The following blog is authored by Carrie Barron, M.D., director of the Creativity for Resilience Program; David Ring, M.D., Ph.D., associate dean for Comprehensive Care and professor of psychiatry, surgery and perioperative care; and LuAnn Wilkerson, Ed.D., associate dean for evaluation and faculty development and professor of medical education.
The humanities — the study of how people process and document the human experience — are valued for teaching one how to think, question, critique, ponder, observe and intuit. Of particular importance in medicine, the humanities show us how to use ambiguity and puzzlement to advance understanding. In psychoanalytic training, which is considered a humanities discipline, one learns to honor and explore intuition and use it to hone clinical skill. If you are feeling unsettled in the treatment room, it may be that the patient is feeling unsettled and projecting this feeling. The inner sensation is a clue about how to make sense of the situation, say something that resonates and gain a greater understanding of the concern. Rather than memorization and application of material, humanities training involves exploration and critique of material. Conflicting information might arise. Writer F. Scott Fitzgerald said, “The test of a first-rate intelligence is the ability to hold two opposed ideas in mind at the same time and still retain the ability to function.”

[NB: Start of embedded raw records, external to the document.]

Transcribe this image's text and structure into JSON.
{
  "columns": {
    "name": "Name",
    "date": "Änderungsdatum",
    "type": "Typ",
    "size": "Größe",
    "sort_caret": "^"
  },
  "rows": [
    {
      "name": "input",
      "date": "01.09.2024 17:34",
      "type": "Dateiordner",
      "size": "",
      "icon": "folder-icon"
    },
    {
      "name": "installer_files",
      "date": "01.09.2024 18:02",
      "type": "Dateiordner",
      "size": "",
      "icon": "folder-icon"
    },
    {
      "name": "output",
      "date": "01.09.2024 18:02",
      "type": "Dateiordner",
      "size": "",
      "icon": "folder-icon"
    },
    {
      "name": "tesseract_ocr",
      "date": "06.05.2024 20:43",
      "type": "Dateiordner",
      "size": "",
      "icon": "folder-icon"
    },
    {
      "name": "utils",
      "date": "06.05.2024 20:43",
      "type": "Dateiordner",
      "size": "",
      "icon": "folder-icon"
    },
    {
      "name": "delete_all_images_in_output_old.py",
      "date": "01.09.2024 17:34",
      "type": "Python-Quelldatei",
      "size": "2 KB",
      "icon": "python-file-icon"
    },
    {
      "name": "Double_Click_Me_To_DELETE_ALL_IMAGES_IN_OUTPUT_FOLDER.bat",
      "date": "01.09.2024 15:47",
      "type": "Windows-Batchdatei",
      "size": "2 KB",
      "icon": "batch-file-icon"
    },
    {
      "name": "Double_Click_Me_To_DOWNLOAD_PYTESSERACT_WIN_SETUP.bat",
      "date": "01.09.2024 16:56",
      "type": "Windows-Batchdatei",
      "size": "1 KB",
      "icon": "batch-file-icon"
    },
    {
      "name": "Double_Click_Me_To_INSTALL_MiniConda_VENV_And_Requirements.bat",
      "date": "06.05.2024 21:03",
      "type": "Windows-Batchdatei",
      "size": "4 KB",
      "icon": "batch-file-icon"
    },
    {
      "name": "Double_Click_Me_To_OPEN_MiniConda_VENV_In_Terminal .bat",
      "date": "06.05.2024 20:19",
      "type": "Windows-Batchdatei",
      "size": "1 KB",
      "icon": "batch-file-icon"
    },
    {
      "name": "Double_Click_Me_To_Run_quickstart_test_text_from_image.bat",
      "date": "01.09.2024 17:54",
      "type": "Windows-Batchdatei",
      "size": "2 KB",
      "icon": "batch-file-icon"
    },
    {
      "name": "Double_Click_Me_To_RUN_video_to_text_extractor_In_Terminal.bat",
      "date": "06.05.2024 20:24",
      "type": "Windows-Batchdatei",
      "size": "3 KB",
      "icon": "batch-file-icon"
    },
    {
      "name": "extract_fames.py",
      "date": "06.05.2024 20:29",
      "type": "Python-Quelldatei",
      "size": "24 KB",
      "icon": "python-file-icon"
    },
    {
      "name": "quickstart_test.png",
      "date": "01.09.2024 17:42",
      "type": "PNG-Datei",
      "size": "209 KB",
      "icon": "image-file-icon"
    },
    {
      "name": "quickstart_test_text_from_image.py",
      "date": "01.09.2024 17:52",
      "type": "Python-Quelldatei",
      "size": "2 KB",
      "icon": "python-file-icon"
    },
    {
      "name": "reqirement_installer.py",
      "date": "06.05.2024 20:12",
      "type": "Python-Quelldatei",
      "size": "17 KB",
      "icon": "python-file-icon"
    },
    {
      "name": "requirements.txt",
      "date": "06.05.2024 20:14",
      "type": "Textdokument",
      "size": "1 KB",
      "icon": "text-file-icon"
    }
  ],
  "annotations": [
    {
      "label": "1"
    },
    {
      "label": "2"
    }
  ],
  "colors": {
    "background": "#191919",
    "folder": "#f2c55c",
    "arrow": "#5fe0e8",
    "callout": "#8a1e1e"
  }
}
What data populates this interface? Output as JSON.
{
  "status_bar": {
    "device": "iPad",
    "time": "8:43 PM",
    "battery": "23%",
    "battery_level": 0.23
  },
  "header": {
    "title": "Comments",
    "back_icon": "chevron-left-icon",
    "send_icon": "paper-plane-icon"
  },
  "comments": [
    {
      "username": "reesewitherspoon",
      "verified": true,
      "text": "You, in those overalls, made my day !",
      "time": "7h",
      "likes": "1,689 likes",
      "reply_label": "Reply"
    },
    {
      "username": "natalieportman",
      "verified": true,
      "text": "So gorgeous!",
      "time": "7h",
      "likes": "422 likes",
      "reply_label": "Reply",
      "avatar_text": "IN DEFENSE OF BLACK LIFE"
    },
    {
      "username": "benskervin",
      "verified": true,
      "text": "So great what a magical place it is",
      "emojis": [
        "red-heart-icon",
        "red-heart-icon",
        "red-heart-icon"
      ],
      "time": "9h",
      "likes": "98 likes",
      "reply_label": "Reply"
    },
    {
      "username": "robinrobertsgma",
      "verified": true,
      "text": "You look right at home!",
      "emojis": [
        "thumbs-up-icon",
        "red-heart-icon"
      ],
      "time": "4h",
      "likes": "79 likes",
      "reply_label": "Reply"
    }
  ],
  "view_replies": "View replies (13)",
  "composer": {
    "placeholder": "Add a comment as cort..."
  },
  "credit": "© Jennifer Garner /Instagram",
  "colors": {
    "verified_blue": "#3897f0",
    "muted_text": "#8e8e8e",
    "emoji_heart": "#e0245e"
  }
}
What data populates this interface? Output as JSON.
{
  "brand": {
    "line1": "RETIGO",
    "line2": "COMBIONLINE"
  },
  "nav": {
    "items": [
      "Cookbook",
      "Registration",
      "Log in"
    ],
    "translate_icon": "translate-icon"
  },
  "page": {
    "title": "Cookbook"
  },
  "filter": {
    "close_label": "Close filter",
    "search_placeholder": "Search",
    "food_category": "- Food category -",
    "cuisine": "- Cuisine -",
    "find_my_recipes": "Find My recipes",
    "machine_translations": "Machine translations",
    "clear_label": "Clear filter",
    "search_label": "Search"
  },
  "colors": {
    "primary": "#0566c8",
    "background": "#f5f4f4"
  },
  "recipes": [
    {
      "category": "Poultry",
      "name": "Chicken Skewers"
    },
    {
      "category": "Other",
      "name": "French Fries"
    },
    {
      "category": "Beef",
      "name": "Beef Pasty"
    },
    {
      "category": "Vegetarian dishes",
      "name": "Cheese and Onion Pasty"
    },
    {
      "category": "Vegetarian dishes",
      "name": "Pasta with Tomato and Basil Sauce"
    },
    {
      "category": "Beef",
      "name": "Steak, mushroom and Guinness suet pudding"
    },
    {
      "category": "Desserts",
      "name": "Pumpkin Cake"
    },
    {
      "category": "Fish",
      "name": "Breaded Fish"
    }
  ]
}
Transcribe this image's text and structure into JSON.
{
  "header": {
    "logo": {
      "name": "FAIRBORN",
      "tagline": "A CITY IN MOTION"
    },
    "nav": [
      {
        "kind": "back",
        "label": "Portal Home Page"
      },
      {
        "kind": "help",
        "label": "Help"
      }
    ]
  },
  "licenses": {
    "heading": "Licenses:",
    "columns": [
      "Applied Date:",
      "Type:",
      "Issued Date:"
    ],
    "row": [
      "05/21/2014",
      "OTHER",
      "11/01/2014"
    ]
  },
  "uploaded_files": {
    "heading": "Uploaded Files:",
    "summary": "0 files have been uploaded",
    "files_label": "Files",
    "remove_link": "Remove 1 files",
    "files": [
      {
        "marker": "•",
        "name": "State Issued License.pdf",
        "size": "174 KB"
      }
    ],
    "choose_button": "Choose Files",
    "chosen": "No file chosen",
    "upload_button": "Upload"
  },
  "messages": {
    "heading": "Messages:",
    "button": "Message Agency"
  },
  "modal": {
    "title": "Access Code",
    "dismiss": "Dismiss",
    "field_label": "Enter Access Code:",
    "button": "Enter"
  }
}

The intuitions of both the patient and the seasoned clinician are useful tools. The gut feel, honed instinct and sense experience can inform decision-making. Attunement to emotion and intuition may improve the clinician’s ability to ask relevant questions, seed rapport and elicit a richer story.
The formulaic physician may ask the next question on the list (onset, duration, location, etc.). The narrative physician will be curious about the story, which can reveal concerns not covered on a checklist.
“So how are things going in your life?”
“It sounds like this has been a difficult time for you.”
The spontaneous interchange not only seeds rapport: It gives rise to details that can clarify diagnosis and the social determinants of a person’s health. Fluid conversation fosters a sensitivity to the inner life of the patient as well as our clinical instincts. This can change the direction of treatment.
In everyday practice the surgeon must be intuitive and creative when the anatomy is anomalous, when the facts don’t match the textbook. How does one learn to use instinct effectively, access an unnamable knowing bred of experience? We believe the serious valuation and study of humanities help us hone these skills.
In a data-driven, “evidenced-based” culture, with so much to absorb and sift through, we may neglect the relaxed and spacious mind that helps us appreciate the things that may be going unsaid, unnamed and unaddressed but are shared nonetheless. Aha moments, discoveries and helpful interventions can be lost. The inner click, as well as the outer, guides us and is the art of medicine. When one “is capable of being in uncertainties, mysteries, doubts, without any irritable reaching after fact and reason,” as poet John Keats wrote, it appears that quality and achievement are more likely.